Moonves’ exit is effective immediately, CBS News reported.
His departure comes two months after The New Yorker published a July article outlining sexual harassment and assault allegations from six other women.
Moonves, 68, denied those allegations as well as the new claims, calling them “appalling.”
The media mogul, who had run CBS since 2006, was eligible for a severance package of up to $180 million if fired without cause. The money is now being withheld pending the outcome of an investigation into the allegations.
CBS said in a statement Sunday that Moonves will donate $20 million to groups supporting workplace equality and the #MeToo movement.
Joseph Ianniello, the network’s chief operating officer, will serve as interim CEO until a permanent replacement is found.

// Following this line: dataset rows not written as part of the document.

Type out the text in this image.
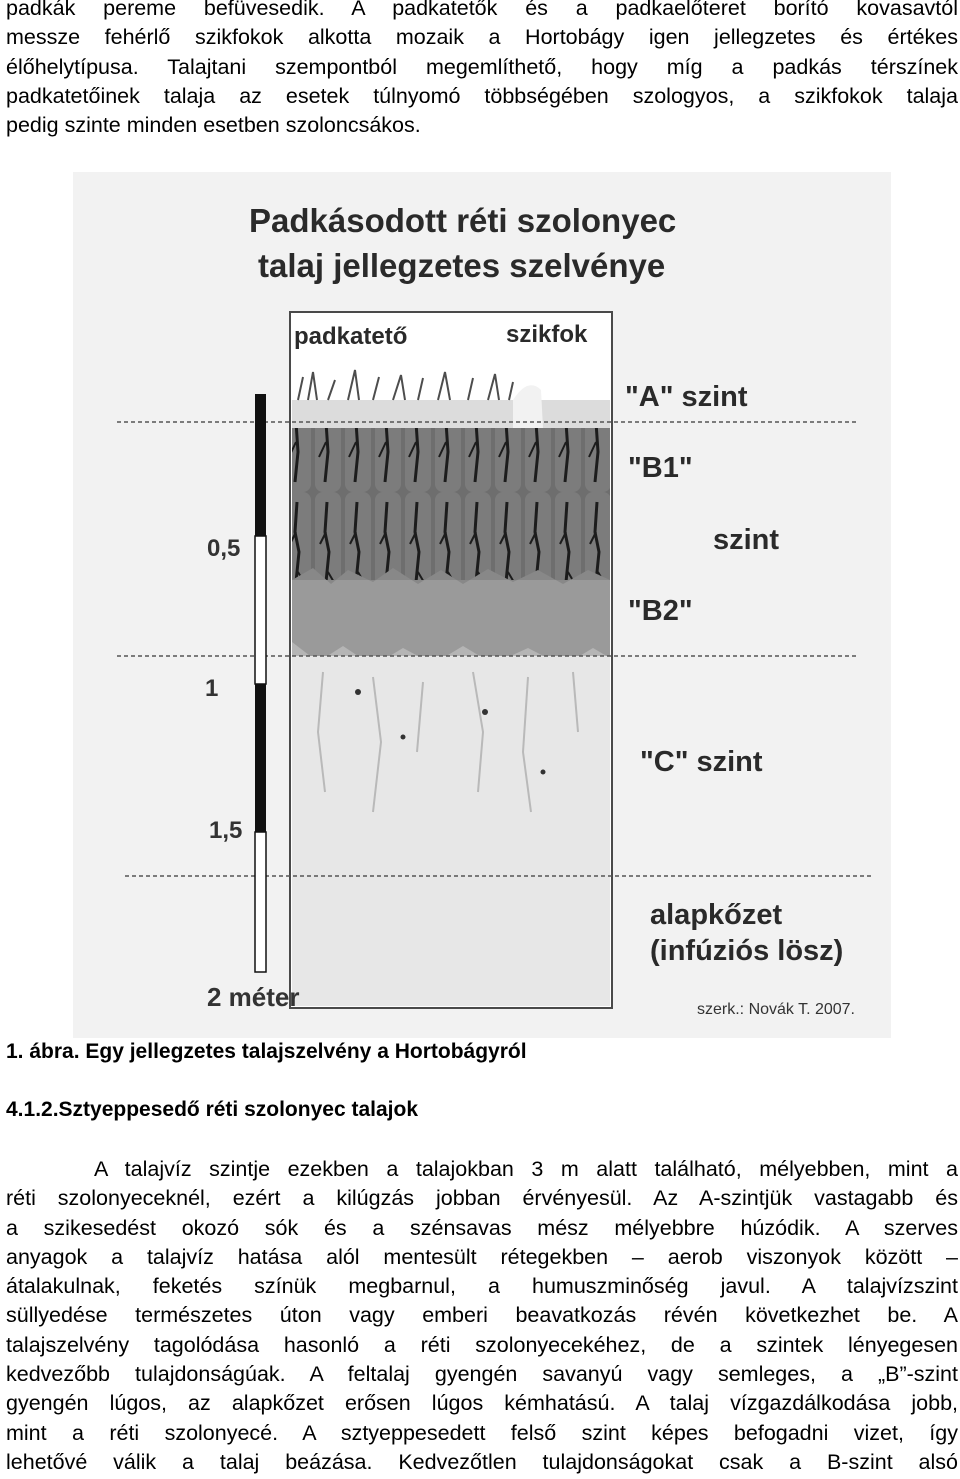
padkák pereme befüvesedik. A padkatetők és a padkaelőteret borító kovasavtól
messze fehérlő szikfokok alkotta mozaik a Hortobágy igen jellegzetes és értékes
élőhelytípusa. Talajtani szempontból megemlíthető, hogy míg a padkás térszínek
padkatetőinek talaja az esetek túlnyomó többségében szologyos, a szikfokok talaja
pedig szinte minden esetben szoloncsákos.
Padkásodott réti szolonyec
talaj jellegzetes szelvénye
0,5
1
1,5
2 méter
padkatető	szikfok
"A" szint
"B1"
szint
"B2"
"C" szint
alapkőzet
(infúziós lösz)
szerk.: Novák T. 2007.

1. ábra. Egy jellegzetes talajszelvény a Hortobágyról

4.1.2.Sztyeppesedő réti szolonyec talajok

A talajvíz szintje ezekben a talajokban 3 m alatt található, mélyebben, mint a
réti szolonyeceknél, ezért a kilúgzás jobban érvényesül. Az A-szintjük vastagabb és
a szikesedést okozó sók és a szénsavas mész mélyebbre húzódik. A szerves
anyagok a talajvíz hatása alól mentesült rétegekben – aerob viszonyok között –
átalakulnak, feketés színük megbarnul, a humuszminőség javul. A talajvízszint
süllyedése természetes úton vagy emberi beavatkozás révén következhet be. A
talajszelvény tagolódása hasonló a réti szolonyecekéhez, de a szintek lényegesen
kedvezőbb tulajdonságúak. A feltalaj gyengén savanyú vagy semleges, a „B”-szint
gyengén lúgos, az alapkőzet erősen lúgos kémhatású. A talaj vízgazdálkodása jobb,
mint a réti szolonyecé. A sztyeppesedett felső szint képes befogadni vizet, így
lehetővé válik a talaj beázása. Kedvezőtlen tulajdonságokat csak a B-szint alsó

Sunday’s New Yorker article, reported by Ronan Farrow, included allegations of sexual assault, physical violence and intimidation.
One woman, a veteran television executive named Phyllis Golden-Gottlieb, accused Moonves of “physically restraining her and forcing her to perform oral sex on him.” She also alleged that he exposed himself to her and violently threw her “against a wall.”
Golden-Gottlieb said she filed a police report with the LAPD last year, but because the alleged incidents happened in the 1980s, the statute of limitations had run out.
Other accusers claimed the mogul tried to derail their careers after they declined his advances.
In a statement to the publication, Moonves said the allegations were false, but acknowledged three of the encounters and said they were consensual.
“The appalling accusations in this article are untrue,” he said. “What is true is that I had consensual relations with three of the women some 25 years ago before I came to CBS.”
Adding to Moonves’ problems, on Thursday the Huffington Post published a story claiming he targeted Janet Jackson, and was obsessed with ruining her career after the singer’s “wardrobe malfunction” at the 2004 Super Bowl. The article said Moonves believed the malfunction was planned and wanted Jackson to pay for embarrassing him.
Meanwhile in his July article, New Yorker reporter Farrow alleged that Moonves had a history of engaging in inappropriate behavior during business meetings, including forcible kissing and groping.
Moonves denied those claim as well.
In response to the July allegations, the CBS board of directors hired two outside law firms to investigate those claims as well as other reports of sexual harassment at CBS and CBS News.
Moonves remained in his position during the investigation.